Reden und andere Zeugnisse eines Lebensweges

Speeches and other testimonies of a way of life

This volume is a collection of 290 entries, most no more than a page or two in length, including addresses, poems, announcements, letters, and reviews. The collection is divided into seven chronologically differentiated parts, and an appendix.

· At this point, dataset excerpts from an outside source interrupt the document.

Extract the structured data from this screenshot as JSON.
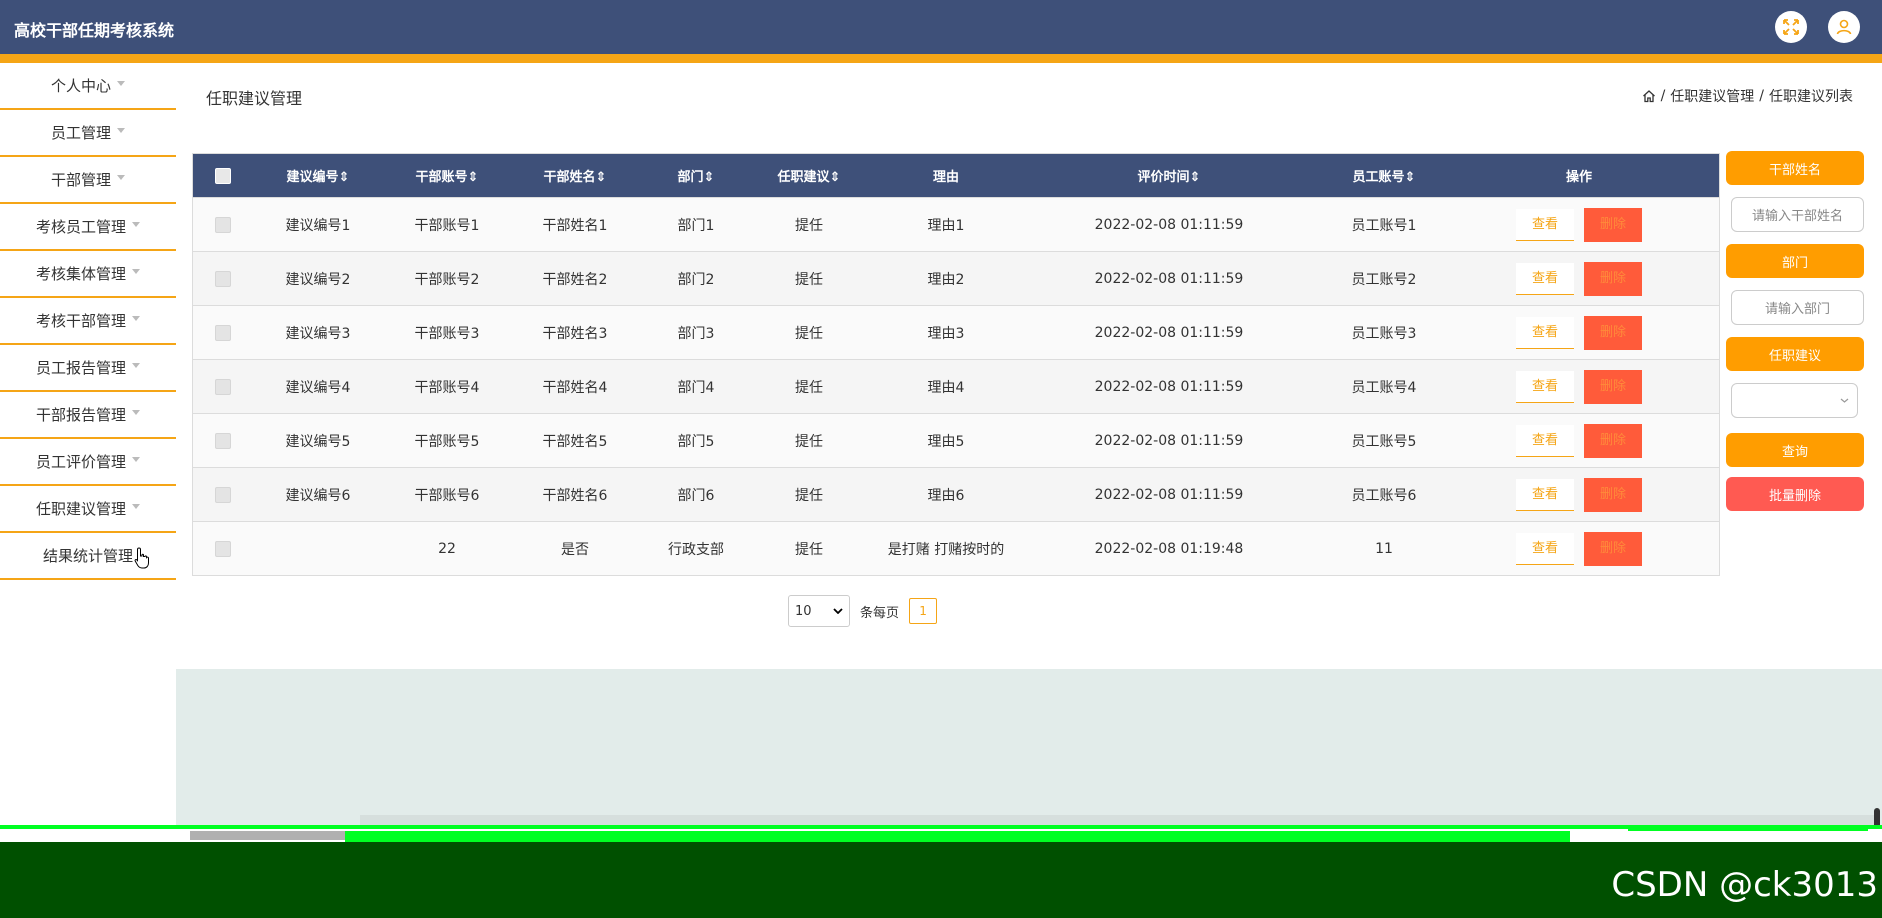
{
  "app": {
    "title": "高校干部任期考核系统"
  },
  "sidebar": {
    "items": [
      {
        "label": "个人中心"
      },
      {
        "label": "员工管理"
      },
      {
        "label": "干部管理"
      },
      {
        "label": "考核员工管理"
      },
      {
        "label": "考核集体管理"
      },
      {
        "label": "考核干部管理"
      },
      {
        "label": "员工报告管理"
      },
      {
        "label": "干部报告管理"
      },
      {
        "label": "员工评价管理"
      },
      {
        "label": "任职建议管理"
      },
      {
        "label": "结果统计管理"
      }
    ]
  },
  "page": {
    "title": "任职建议管理",
    "breadcrumb": {
      "level1": "任职建议管理",
      "level2": "任职建议列表",
      "sep": "/"
    }
  },
  "table": {
    "headers": {
      "id": "建议编号",
      "cadre_account": "干部账号",
      "cadre_name": "干部姓名",
      "dept": "部门",
      "suggestion": "任职建议",
      "reason": "理由",
      "eval_time": "评价时间",
      "emp_account": "员工账号",
      "ops": "操作"
    },
    "sort_glyph": "⇕",
    "view_label": "查看",
    "delete_label": "删除",
    "rows": [
      {
        "id": "建议编号1",
        "cadre_account": "干部账号1",
        "cadre_name": "干部姓名1",
        "dept": "部门1",
        "suggestion": "提任",
        "reason": "理由1",
        "eval_time": "2022-02-08 01:11:59",
        "emp_account": "员工账号1"
      },
      {
        "id": "建议编号2",
        "cadre_account": "干部账号2",
        "cadre_name": "干部姓名2",
        "dept": "部门2",
        "suggestion": "提任",
        "reason": "理由2",
        "eval_time": "2022-02-08 01:11:59",
        "emp_account": "员工账号2"
      },
      {
        "id": "建议编号3",
        "cadre_account": "干部账号3",
        "cadre_name": "干部姓名3",
        "dept": "部门3",
        "suggestion": "提任",
        "reason": "理由3",
        "eval_time": "2022-02-08 01:11:59",
        "emp_account": "员工账号3"
      },
      {
        "id": "建议编号4",
        "cadre_account": "干部账号4",
        "cadre_name": "干部姓名4",
        "dept": "部门4",
        "suggestion": "提任",
        "reason": "理由4",
        "eval_time": "2022-02-08 01:11:59",
        "emp_account": "员工账号4"
      },
      {
        "id": "建议编号5",
        "cadre_account": "干部账号5",
        "cadre_name": "干部姓名5",
        "dept": "部门5",
        "suggestion": "提任",
        "reason": "理由5",
        "eval_time": "2022-02-08 01:11:59",
        "emp_account": "员工账号5"
      },
      {
        "id": "建议编号6",
        "cadre_account": "干部账号6",
        "cadre_name": "干部姓名6",
        "dept": "部门6",
        "suggestion": "提任",
        "reason": "理由6",
        "eval_time": "2022-02-08 01:11:59",
        "emp_account": "员工账号6"
      },
      {
        "id": "",
        "cadre_account": "22",
        "cadre_name": "是否",
        "dept": "行政支部",
        "suggestion": "提任",
        "reason": "是打赌 打赌按时的",
        "eval_time": "2022-02-08 01:19:48",
        "emp_account": "11"
      }
    ]
  },
  "pagination": {
    "page_size": "10",
    "per_page_label": "条每页",
    "current_page": "1"
  },
  "search": {
    "cadre_name_label": "干部姓名",
    "cadre_name_placeholder": "请输入干部姓名",
    "dept_label": "部门",
    "dept_placeholder": "请输入部门",
    "suggestion_label": "任职建议",
    "suggestion_value": "",
    "query_button": "查询",
    "batch_delete_button": "批量删除"
  },
  "watermark": "CSDN @ck3013",
  "colors": {
    "header_bg": "#3e5079",
    "accent": "#f5a516",
    "delete": "#ff5b3a",
    "search_label": "#ff9d00",
    "batch_delete": "#ff5a52"
  },
  "icons": {
    "fullscreen": "expand-icon",
    "user": "user-icon",
    "home": "home-icon",
    "caret": "caret-down-icon",
    "sort": "sort-icon",
    "select_arrow": "chevron-down-icon",
    "cursor": "hand-pointer-icon"
  }
}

  1. Student and Dozent (1910–22) includes an informative vita prepared for an application for a position in Göttingen; see Becoming Heidegger, 106ff;
  2. Ordinary professor in Marburg and Freiburg (1923–33) includes letters explaining his refusal to accept a position in Berlin, a letter to Hannah Arendt regarding his alleged “anti-Semitism,” and a telling letter (March 30, 1933) to Elisabeth Blochman relating the impact of recent events on him;
  3. Rector of Freiburg University (1933–4) includes numerous short entries (many clearly establishing Heidegger’s enthusiastic support for National Socialism), the Rectoral Address “The Self-Assertion of the German University” (107–17), a recommendation for Paul Kristeller, and letters concerning yet another, rejected offer of a position in Berlin;
  4. Professor in the Third Reich (1934–45) includes two lengthy entries: “The German University” (elaborated from perspective of “the national socialistic revolution,” 285–307) and “The Contemporary Situation and the Future Task of German Philosophy” (316–34);
  5. Cleansing and Teaching Ban (1945–50) includes “facts and thoughts,” some defensive, on his rectorate as well as on the repercussions of his resignation (372–94); his “application for reinstatement,” outlining his reasons for joining the National Socialist Party and his relation to it after 1933 (397–404); “What is being itself?” (423f); and a letter to Marcuse, noting his “political error” and reasons for not apologizing (430f);
  6. Pensioner (1950–1) includes entries acknowledging his “political error” (452f, 459) and a sense of “shame for what transpired against Jews” (469) yet also repeatedly denying accusations of anti-Semitism, mistreatment of Husserl, or membership in the SA or SS;
  7. Emeritus (1951–76) contains the 1955 address “Gelassenheit” (517–29; translated “Discourse on Thinking”), pieces on Hebel’s poetry and on art, a letter to Hans-Peter Hempel on the situation of his rectorate and resignation, the 1965 address “On the Question of the Determination of the Matter of Thinking” (620–33), and, finally, two much-discussed interviews: the 1966 Spiegel magazine interview (652–83) and the 1969 interview with Richard Wisser (702–10).

The appendix contains newspaper reports and publications of frequently cited yet unsubstantiated remarks (three entries from 1930, three from 1933, and one from 1958).